Wie die Mitglieder einer Familie am Gedenktag des Einzelnen durch ihre Theilnahme als zusammengehörig sich zu erkennen geben, so sind es die Festtage und Gedenktage im Leben der Völker, welche diese selber an ihr geschichtliches Leben, an eine gemeinsame Vergangenheit und damit an ihre Zusammengehörigkeit erinnern und diese betonen.
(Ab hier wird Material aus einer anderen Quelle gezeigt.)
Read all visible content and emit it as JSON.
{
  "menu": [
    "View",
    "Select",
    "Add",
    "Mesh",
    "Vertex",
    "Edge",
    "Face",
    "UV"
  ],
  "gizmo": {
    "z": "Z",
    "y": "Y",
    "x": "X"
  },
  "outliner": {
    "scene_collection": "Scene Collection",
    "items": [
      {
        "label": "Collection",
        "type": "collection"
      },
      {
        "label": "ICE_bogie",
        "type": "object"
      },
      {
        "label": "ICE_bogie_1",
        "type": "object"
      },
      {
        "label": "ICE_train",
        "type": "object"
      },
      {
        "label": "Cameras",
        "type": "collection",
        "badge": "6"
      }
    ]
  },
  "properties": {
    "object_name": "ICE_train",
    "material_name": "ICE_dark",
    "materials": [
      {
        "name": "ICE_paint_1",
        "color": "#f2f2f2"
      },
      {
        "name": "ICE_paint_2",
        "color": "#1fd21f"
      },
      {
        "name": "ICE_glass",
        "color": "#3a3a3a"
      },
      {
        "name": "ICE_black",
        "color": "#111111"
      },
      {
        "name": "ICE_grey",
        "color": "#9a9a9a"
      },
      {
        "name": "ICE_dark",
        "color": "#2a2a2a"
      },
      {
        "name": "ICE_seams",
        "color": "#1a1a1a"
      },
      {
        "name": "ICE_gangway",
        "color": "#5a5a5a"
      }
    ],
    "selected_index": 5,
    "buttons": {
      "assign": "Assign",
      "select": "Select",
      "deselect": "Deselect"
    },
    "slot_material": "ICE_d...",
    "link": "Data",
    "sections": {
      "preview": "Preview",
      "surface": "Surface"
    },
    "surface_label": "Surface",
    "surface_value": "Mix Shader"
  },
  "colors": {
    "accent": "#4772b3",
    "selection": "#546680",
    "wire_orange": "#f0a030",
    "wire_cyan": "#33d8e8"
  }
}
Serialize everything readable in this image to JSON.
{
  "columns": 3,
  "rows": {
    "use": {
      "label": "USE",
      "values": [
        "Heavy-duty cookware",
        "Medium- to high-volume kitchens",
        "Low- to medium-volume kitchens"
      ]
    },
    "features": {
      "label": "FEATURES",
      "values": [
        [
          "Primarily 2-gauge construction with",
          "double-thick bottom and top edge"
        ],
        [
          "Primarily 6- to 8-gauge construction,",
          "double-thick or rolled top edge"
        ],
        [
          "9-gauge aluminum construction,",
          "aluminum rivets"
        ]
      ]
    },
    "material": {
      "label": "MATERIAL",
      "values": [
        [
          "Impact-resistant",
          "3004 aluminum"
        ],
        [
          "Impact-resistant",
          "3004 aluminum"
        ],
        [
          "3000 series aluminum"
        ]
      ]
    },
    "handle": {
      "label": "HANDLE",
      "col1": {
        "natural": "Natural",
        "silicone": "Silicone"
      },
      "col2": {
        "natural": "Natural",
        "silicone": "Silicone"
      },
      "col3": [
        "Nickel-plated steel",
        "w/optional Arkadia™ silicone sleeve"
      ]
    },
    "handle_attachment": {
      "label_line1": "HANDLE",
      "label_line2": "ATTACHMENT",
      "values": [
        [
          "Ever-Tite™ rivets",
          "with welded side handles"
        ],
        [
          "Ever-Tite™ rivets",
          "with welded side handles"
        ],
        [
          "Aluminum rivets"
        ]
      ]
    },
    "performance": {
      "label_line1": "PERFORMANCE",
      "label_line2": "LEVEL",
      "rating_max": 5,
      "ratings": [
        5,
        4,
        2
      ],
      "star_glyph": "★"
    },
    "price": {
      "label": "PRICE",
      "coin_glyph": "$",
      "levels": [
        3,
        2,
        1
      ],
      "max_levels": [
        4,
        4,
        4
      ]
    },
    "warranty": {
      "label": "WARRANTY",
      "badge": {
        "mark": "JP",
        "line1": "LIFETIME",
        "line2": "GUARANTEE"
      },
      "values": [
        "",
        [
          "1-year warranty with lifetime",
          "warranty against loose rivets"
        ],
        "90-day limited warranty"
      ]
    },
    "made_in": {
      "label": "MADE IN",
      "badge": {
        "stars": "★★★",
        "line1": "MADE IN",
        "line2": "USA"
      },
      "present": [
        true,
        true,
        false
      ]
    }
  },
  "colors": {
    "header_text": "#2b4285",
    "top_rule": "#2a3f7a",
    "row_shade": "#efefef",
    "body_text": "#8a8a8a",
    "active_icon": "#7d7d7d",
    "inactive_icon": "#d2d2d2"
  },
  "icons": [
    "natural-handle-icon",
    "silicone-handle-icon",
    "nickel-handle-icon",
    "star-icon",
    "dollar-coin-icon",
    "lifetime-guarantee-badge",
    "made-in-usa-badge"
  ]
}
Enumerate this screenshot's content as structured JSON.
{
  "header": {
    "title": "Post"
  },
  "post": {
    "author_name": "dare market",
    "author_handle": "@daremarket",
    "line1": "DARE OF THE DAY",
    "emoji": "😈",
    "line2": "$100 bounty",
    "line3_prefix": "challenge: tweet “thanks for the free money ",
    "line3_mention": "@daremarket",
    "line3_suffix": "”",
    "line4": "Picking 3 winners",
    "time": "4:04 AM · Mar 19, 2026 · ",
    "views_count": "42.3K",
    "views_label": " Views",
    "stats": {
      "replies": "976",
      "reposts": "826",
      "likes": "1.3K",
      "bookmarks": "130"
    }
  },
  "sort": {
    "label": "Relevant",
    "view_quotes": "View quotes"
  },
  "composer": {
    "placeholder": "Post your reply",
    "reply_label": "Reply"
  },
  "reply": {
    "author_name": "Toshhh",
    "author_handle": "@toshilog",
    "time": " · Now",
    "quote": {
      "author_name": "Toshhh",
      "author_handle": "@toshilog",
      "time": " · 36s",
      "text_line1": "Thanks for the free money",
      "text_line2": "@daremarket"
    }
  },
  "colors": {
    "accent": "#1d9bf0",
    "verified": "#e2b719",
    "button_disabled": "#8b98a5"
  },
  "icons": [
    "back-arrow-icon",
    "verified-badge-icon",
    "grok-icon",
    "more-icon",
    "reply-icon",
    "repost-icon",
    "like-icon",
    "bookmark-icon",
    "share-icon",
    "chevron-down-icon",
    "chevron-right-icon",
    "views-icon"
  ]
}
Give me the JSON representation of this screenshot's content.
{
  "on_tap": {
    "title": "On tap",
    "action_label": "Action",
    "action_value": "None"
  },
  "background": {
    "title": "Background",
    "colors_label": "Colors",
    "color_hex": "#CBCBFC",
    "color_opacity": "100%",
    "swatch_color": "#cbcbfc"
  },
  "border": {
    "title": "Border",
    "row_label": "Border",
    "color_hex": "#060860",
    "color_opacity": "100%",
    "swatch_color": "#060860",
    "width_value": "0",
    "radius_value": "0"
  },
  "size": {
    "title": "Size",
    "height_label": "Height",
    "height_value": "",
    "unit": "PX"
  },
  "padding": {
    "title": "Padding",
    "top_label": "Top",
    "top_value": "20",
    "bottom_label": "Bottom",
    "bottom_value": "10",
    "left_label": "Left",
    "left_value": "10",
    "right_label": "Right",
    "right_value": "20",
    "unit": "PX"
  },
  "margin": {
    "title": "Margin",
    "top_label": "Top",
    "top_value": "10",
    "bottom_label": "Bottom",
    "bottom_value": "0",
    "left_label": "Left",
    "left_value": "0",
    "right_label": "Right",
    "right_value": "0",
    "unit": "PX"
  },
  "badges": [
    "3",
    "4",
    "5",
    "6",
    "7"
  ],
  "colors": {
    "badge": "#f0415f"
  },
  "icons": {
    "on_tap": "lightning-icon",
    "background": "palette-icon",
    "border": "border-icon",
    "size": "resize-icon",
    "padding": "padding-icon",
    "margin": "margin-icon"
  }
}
Und wohl gehören die Glieder einer Familie Tag aus Tag ein zusammen, wohl hegen sie täglich die gleiche gute Gesinnung für einander, aber diese ist gleichsam latent, es bedarf eines bestimmten Tages, des bestimmten Anlasses, um dem Gefühl Ausdruck zu geben und es damit aufs Neue voll zum Bewußtsein zu bringen. Dasselbe gilt von den Gliedern eines Volkes, und das gleiche Fest ist wie das Band, so auch der stets neue Beweis der gleichen Nation.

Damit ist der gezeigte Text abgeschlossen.